Sorry for the long post, but I'm confused in more ways than one.
This on a 1982 GS1100GL with electronic ignition (no points or condensor).
Had the bike running last week on one cylinder (the number two cylinder). Thought it might be due to a bad connection somewhere or something. Unplugged all three connectors (behind the left side cover), cleaned them with CRC connector cleaner, put it all back together - no change.
Took out all four plugs, checked gap, etc. - everything looked good, but then, I expected that since the plugs are only one year old. Took off the plug caps, snipped off 1/4" (down to good copper), put them back on the wires and tried again. Still runs on one cylinder except it's now running on the number one cylinder.
Started checking everything, beginning with the plugs and worked backwards. Getting 12+ volts at the pos/neg terminals o both coils. Good continuity between the coils and the connectors. All grounds seem to be in good condition. Checked the igniter per Clymers - no spark on either cylinder (one or two) but yet it is running on the number one cylinder. Took the iginter out and popped the cover. Circuit board is clean, no apparent rbeaks in any of the circuits, nothing burnt or looks like it got hot - appearance wise, igniter looks good.

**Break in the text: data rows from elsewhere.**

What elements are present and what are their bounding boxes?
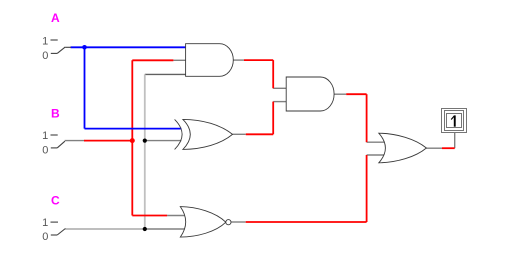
svg-text:1: 1 bbox=[42, 36, 48, 48]
svg-text:A: A bbox=[51, 11, 60, 25]
svg-text:0: 0 bbox=[42, 50, 48, 62]
svg-text:0: 0 bbox=[42, 231, 48, 243]
svg-text:1: 1 bbox=[42, 217, 48, 229]
svg-text:0: 0 bbox=[42, 145, 48, 157]
svg-text:B: B bbox=[51, 107, 60, 121]
svg-text:C: C bbox=[51, 194, 60, 208]
svg-text:1: 1 bbox=[42, 130, 48, 142]
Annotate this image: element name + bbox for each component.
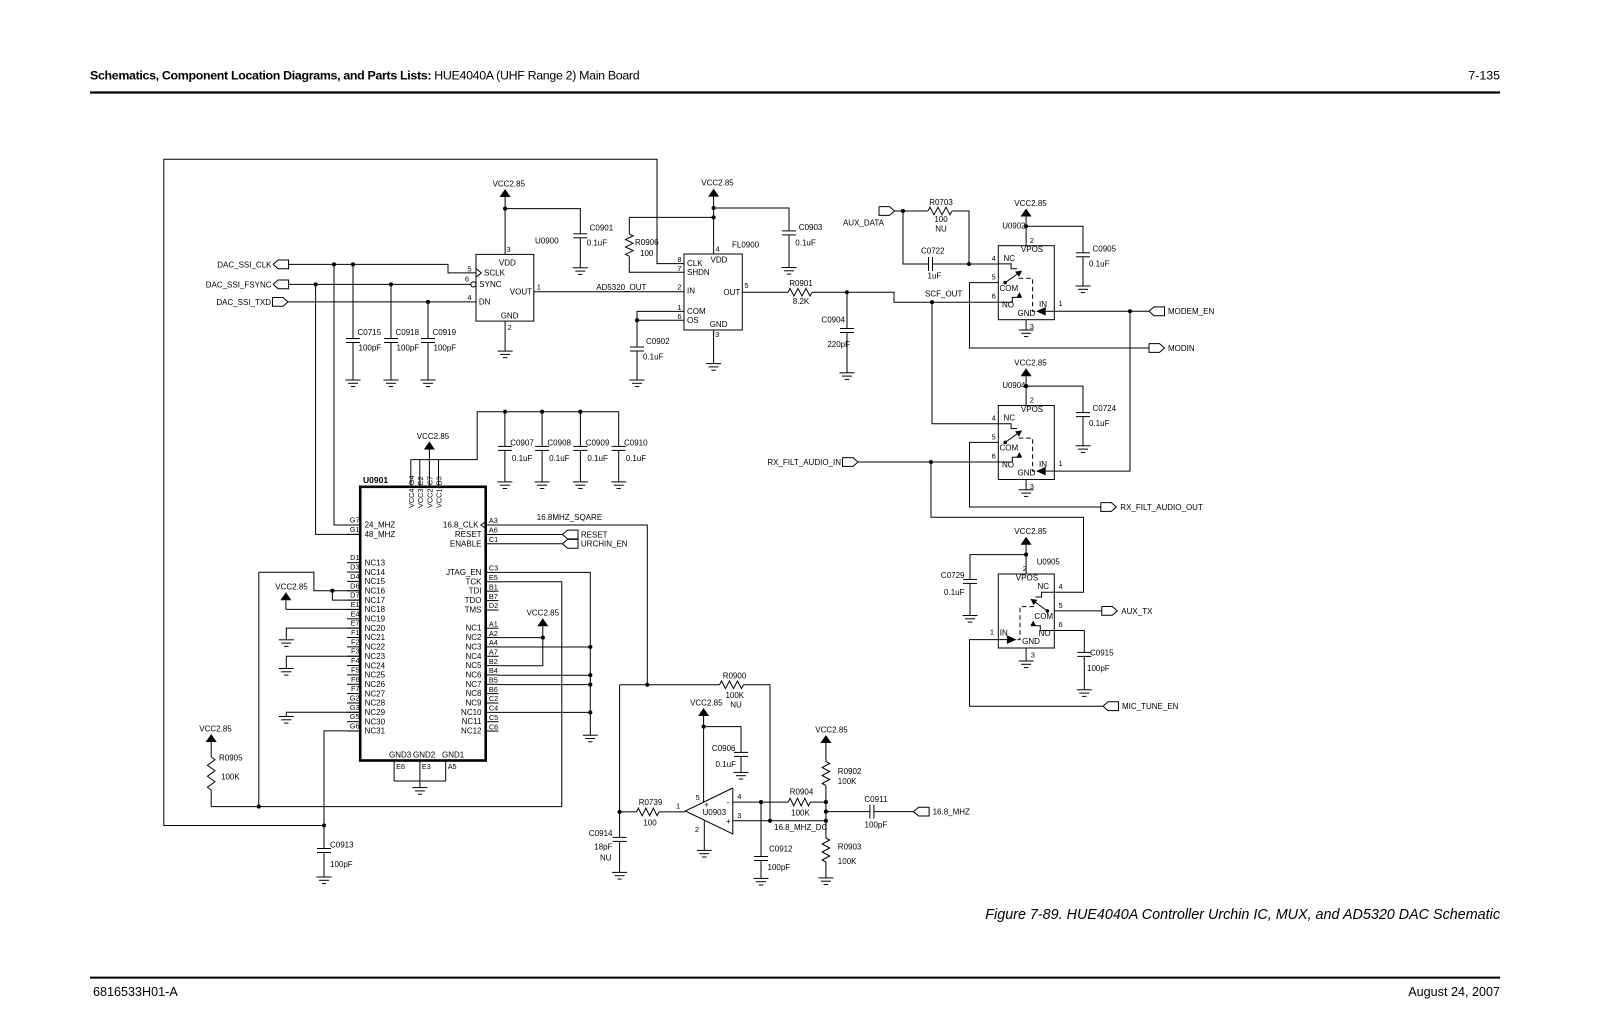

This is where I become confused.
1) Why is it runnung on the number one cylinder when the igniter test (performed numerous times) indicated the igniter is bad.
2) Since you need to create a spark to test the igniter, how could this be done if the coils might be bad? (igniter good + coils bad = no spark AND igniter bad + coils good = no spark, correct?).
3) Is it possible 3 of the 4 "newer" plugs all of a sudden go bad at the same time?
Please help, the weather is starting to get nice here in the midwest and I want to ride.